I'd bet that Cain's 999 plan will devastate this country, and he's got my vote 'cause I'd like to see just how many stupid Americans there are.

Ruben Lopez
October 15, 2011 at 6:28 pm

Let me see if I can dissect this correctly. We got into this mess because our elected government did not do their due diligence. We are spending and spending at an accelerating pace, funding programs that do nothing more than promote lazy people. We got shoved a healthcare that we cannot possibly fund, then they are going to suck our wallets for more money because they overspent OUR money so we now have to pay OURSELVES, and now they are making us feel so bad that we owe so much money that we are willingly saying yes to raising taxes, yes to take more of my money. This plan from the government is BRILLIANT! a massive psychological attack on the human race.

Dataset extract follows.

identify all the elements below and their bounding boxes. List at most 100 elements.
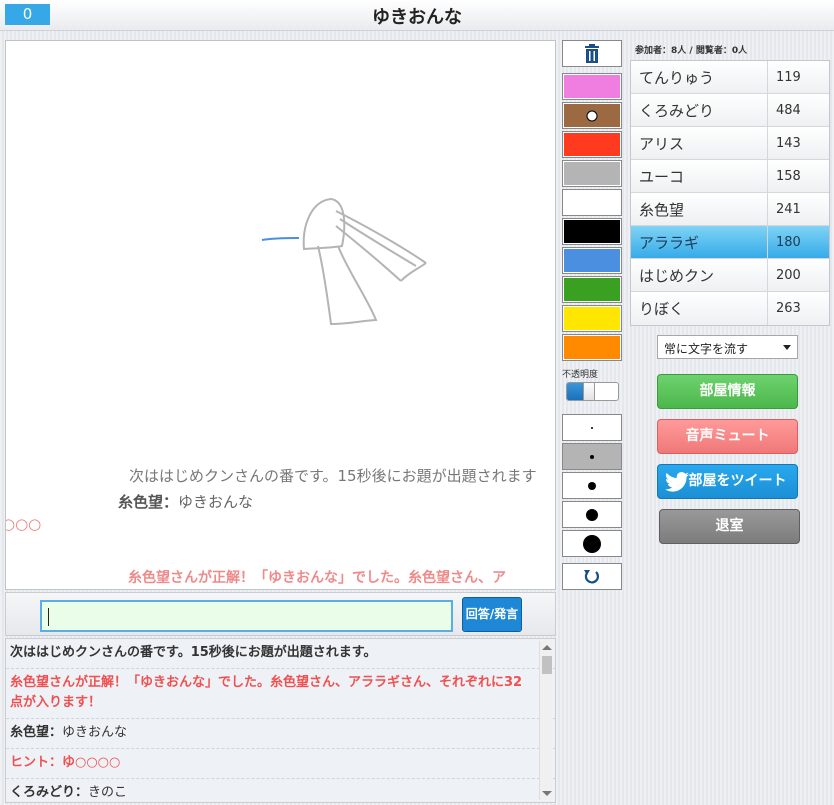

October 15, 2011 at 4:15 pm

"And a sales tax at any rate costs poorer consumers more than it does wealthier individuals."

Ok, so a 'poor' person spends all 25-35k and their tax is 9 percent on what ever they buy. When a 'rich' person earns $1,000,000 and they spend most of it they pay 9 percent tax on, say, $900,000. Those numbers add up to the rich paying MORE.

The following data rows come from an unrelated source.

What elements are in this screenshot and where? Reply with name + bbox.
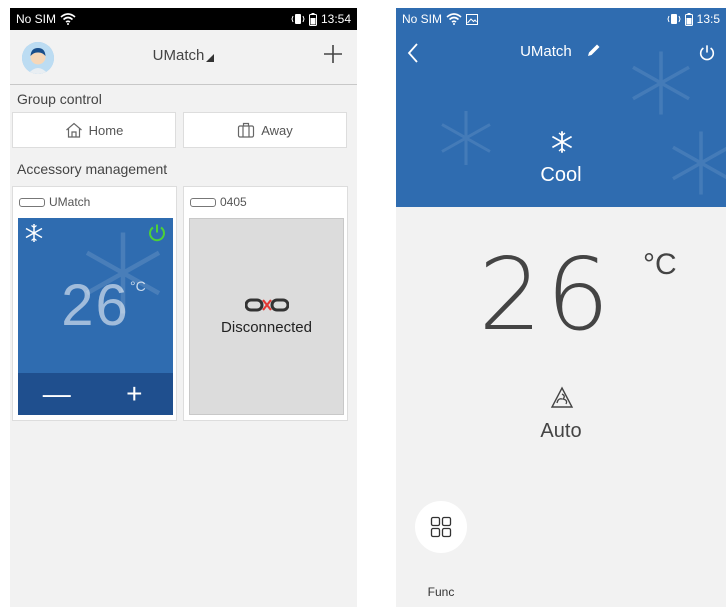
device-control-screen: No SIM 13:5 UMatch Cool 26 °C Auto Func [396,8,726,607]
grid-icon [430,516,452,538]
power-icon[interactable] [698,44,716,62]
snowflake-bg-icon [441,111,491,165]
temperature-control-bar: — + [18,373,173,415]
air-conditioner-icon [19,197,45,207]
home-button[interactable]: Home [12,112,176,148]
snowflake-bg-icon [672,131,726,195]
vibrate-icon [667,14,681,24]
func-label: Func [427,585,455,599]
device-name: 0405 [220,195,247,209]
vibrate-icon [291,14,305,24]
func-button[interactable] [415,501,467,553]
header-title: UMatch [152,47,205,64]
device-temperature-unit: °C [130,278,146,294]
app-header: UMatch [10,30,357,85]
suitcase-icon [238,122,255,138]
device-name: UMatch [49,195,91,209]
plus-icon [324,45,342,63]
status-bar: No SIM 13:5 [396,8,726,30]
away-button[interactable]: Away [183,112,347,148]
wifi-icon [446,13,462,25]
accessory-management-label: Accessory management [17,161,168,177]
device-panel-on[interactable]: 26 °C — + [18,218,173,415]
battery-icon [684,12,693,26]
edit-pencil-icon[interactable] [586,42,602,58]
device-card-header: 0405 [190,195,247,209]
home-icon [65,122,82,138]
header-title-dropdown[interactable]: UMatch [10,47,357,64]
carrier-label: No SIM [16,12,57,26]
device-card-umatch[interactable]: UMatch 26 °C — + [12,186,177,421]
device-card-header: UMatch [19,195,90,209]
decrease-temp-button[interactable]: — [18,373,96,415]
mode-label[interactable]: Cool [396,164,726,187]
device-panel-disconnected[interactable]: Disconnected [189,218,344,415]
temperature-display: 26 [478,236,614,353]
group-control-label: Group control [17,91,102,107]
air-conditioner-icon [190,197,216,207]
fan-icon [550,386,574,408]
device-list-screen: No SIM 13:54 UMatch Group control Home A… [10,8,357,607]
away-label: Away [261,122,293,138]
mode-panel: No SIM 13:5 UMatch Cool [396,8,726,207]
fan-speed-label[interactable]: Auto [396,420,726,443]
disconnected-status: Disconnected [221,319,312,336]
image-notification-icon [466,13,479,25]
broken-link-icon [245,298,289,312]
device-title[interactable]: UMatch [396,42,726,60]
power-icon[interactable] [147,223,167,243]
caret-down-icon [206,54,215,62]
wifi-icon [60,13,76,25]
temperature-unit: °C [643,248,677,281]
carrier-label: No SIM [402,12,443,26]
device-card-0405[interactable]: 0405 Disconnected [183,186,348,421]
snowflake-icon [25,224,43,242]
status-bar: No SIM 13:54 [10,8,357,30]
device-title-label: UMatch [520,43,572,60]
clock-label: 13:5 [696,12,720,26]
battery-icon [308,12,317,26]
device-temperature: 26 [61,273,130,338]
increase-temp-button[interactable]: + [96,373,174,415]
home-label: Home [88,122,124,138]
snowflake-icon [551,131,573,153]
clock-label: 13:54 [320,12,351,26]
add-device-button[interactable] [319,40,347,68]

October 13, 2011 at 3:01 pm

Commenters: Stop yelling! :)

Yeah, this plan is politically tone deaf. Giving the wealthy a huge tax break right now? Going towards an even more regressive tax system? What?

This change would kick off a double dip recession as the tax would hit people who spend all of the money they make the hardest.

The code needs to be adjusted in some simlified way -- most agree on that -- but there are simplifications that are equitable rather than this garbage.